Many investors also heard that the People's Bank of China (China's central bank) sent two advisers to Hong Kong to help map out tactics during the 10-day intervention. The two experts, it was said, had formerly worked on Wall Street, were comfortable with derivatives and well-informed about hedge-fund operations. Peking University's Li says he heard that two vice governors of the People's Bank were sent to Hong Kong during the intervention. Wang Li, executive director of China's Stock Exchange Executive Council, says it would have been logical to send Liu Mingkang, a vice governor familiar with international banking. So far no one in the know will confirm this. But it fits Zhu's modus operandi, says the head of Daiwa Securities in Beijing, Ted Tokuchi. Dispatching advisers to facilitate communication between Beijing and Hong Kong is a tactic the premier would use.

Some insiders further speculated that Beijing warned U.S. brokers trading on behalf of major hedge funds to stop aiding the attacks on the Hong Kong dollar, or risk jeopardizing their business in China. Wang Li says: "Foreign investment banks must take a high-profile route [deal with China's political elite] to gain access to mainland markets. So they would be more prone to heed calls from Beijing." But, again, whether or not Beijing used its clout with international moneymen is unclear.

What we do know is that in August the leaders in Zhongnanhai were, at the very least, watching Hong Kong very closely. President Jiang Zemin, Zhu and Vice Premier Qian Qichen were briefed by Chinese central bank officials on the details of the intervention in a special meeting on Aug. 28. They said the operation was essential to safeguard Hong Kong's economy and the interests of its people.
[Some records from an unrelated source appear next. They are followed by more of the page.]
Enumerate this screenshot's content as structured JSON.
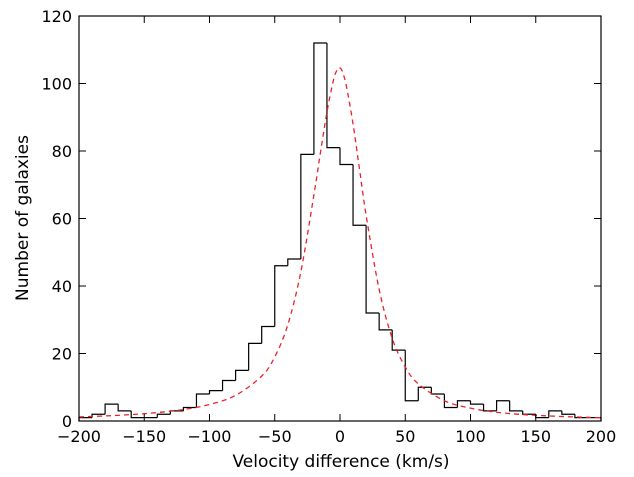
{
  "chart_data": {
    "type": "bar",
    "xlabel": "Velocity difference (km/s)",
    "ylabel": "Number of galaxies",
    "xlim": [
      -200,
      200
    ],
    "ylim": [
      0,
      120
    ],
    "xticks": [
      -200,
      -150,
      -100,
      -50,
      0,
      50,
      100,
      150,
      200
    ],
    "yticks": [
      0,
      20,
      40,
      60,
      80,
      100,
      120
    ],
    "grid": false,
    "histogram": {
      "name": "",
      "style": "step",
      "color": "#000000",
      "bin_width": 10,
      "bin_edges": [
        -200,
        -190,
        -180,
        -170,
        -160,
        -150,
        -140,
        -130,
        -120,
        -110,
        -100,
        -90,
        -80,
        -70,
        -60,
        -50,
        -40,
        -30,
        -20,
        -10,
        0,
        10,
        20,
        30,
        40,
        50,
        60,
        70,
        80,
        90,
        100,
        110,
        120,
        130,
        140,
        150,
        160,
        170,
        180,
        190,
        200
      ],
      "counts": [
        1,
        2,
        5,
        3,
        1,
        1,
        2,
        3,
        4,
        8,
        9,
        12,
        15,
        23,
        28,
        46,
        48,
        79,
        112,
        81,
        76,
        58,
        32,
        27,
        21,
        6,
        10,
        8,
        4,
        6,
        5,
        3,
        6,
        3,
        2,
        1,
        3,
        2,
        1,
        1
      ]
    },
    "fit_curve": {
      "name": "",
      "style": "dashed",
      "color": "#e8242b",
      "x": [
        -200,
        -180,
        -160,
        -140,
        -120,
        -100,
        -80,
        -60,
        -50,
        -40,
        -30,
        -20,
        -15,
        -10,
        -5,
        -2,
        0,
        2,
        5,
        10,
        15,
        20,
        30,
        40,
        50,
        60,
        80,
        100,
        120,
        140,
        160,
        180,
        200
      ],
      "y": [
        1.2,
        1.5,
        1.9,
        2.5,
        3.4,
        4.9,
        7.6,
        13.3,
        19.0,
        28.5,
        44.2,
        67.0,
        79.5,
        91.5,
        101.0,
        104.2,
        104.6,
        103.4,
        99.0,
        88.0,
        74.5,
        61.0,
        39.0,
        24.5,
        16.0,
        11.0,
        6.0,
        3.8,
        2.6,
        1.9,
        1.5,
        1.2,
        1.0
      ]
    }
  }
}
Zhu even said that the battle would "sharpen" the Hong Kong authorities' "skills and ability." But he also wanted to let people know that Hong Kong's "two unchangeables" - the dollar peg and the free-market economy - were still just that. It is another irony of Asia's economic confusion that criticism of Hong Kong's move (however temporary) away from strict free-market principles comes not just from foreign investors but from China too. Wang of China's Stock Exchange Executive Council argues that Hong Kong's authorities set a bad example. "I don't feel comfortable with the level of Hong Kong's intervention," she says. "It has certainly established a [negative] precedent."

Beijing's economic influence in Hong Kong of course was growing long before the Crisis or even the hand-over. China is Hong Kong's biggest investor, its major manufacturing base, and an increasingly important market, particularly now that growth has slowed in so many other places. State-owned and China-backed companies form a large portion of Hong Kong's stock market. All that gives China clout. Sometimes that clout has been welcomed - like when Beijing said more mainland visitors could enter Hong Kong and buck up the moribund tourist industry. Sometimes it has caused concern - particularly when the occasional Hong Kong businessman asks a little too explicitly for the center to lend a helping hand.

While Beijing's renewed attention surrounding the intervention has raised some concerns, few are arguing that the capital should not keep at least a close eye on the Special Administrative Region. And that is just fine with many in Hong Kong. Those who once believed that Hong Kong had to be protected from Beijing now hope China can help save Hong Kong. But even a full-fledged alliance is not necessarily invincible. As Zhou Bajun, China research director at Sun Hung Kai Investment in Hong Kong, says: "What Hong Kong needs badly are good fundamentals, not good war partners." In other words, China can only do so much.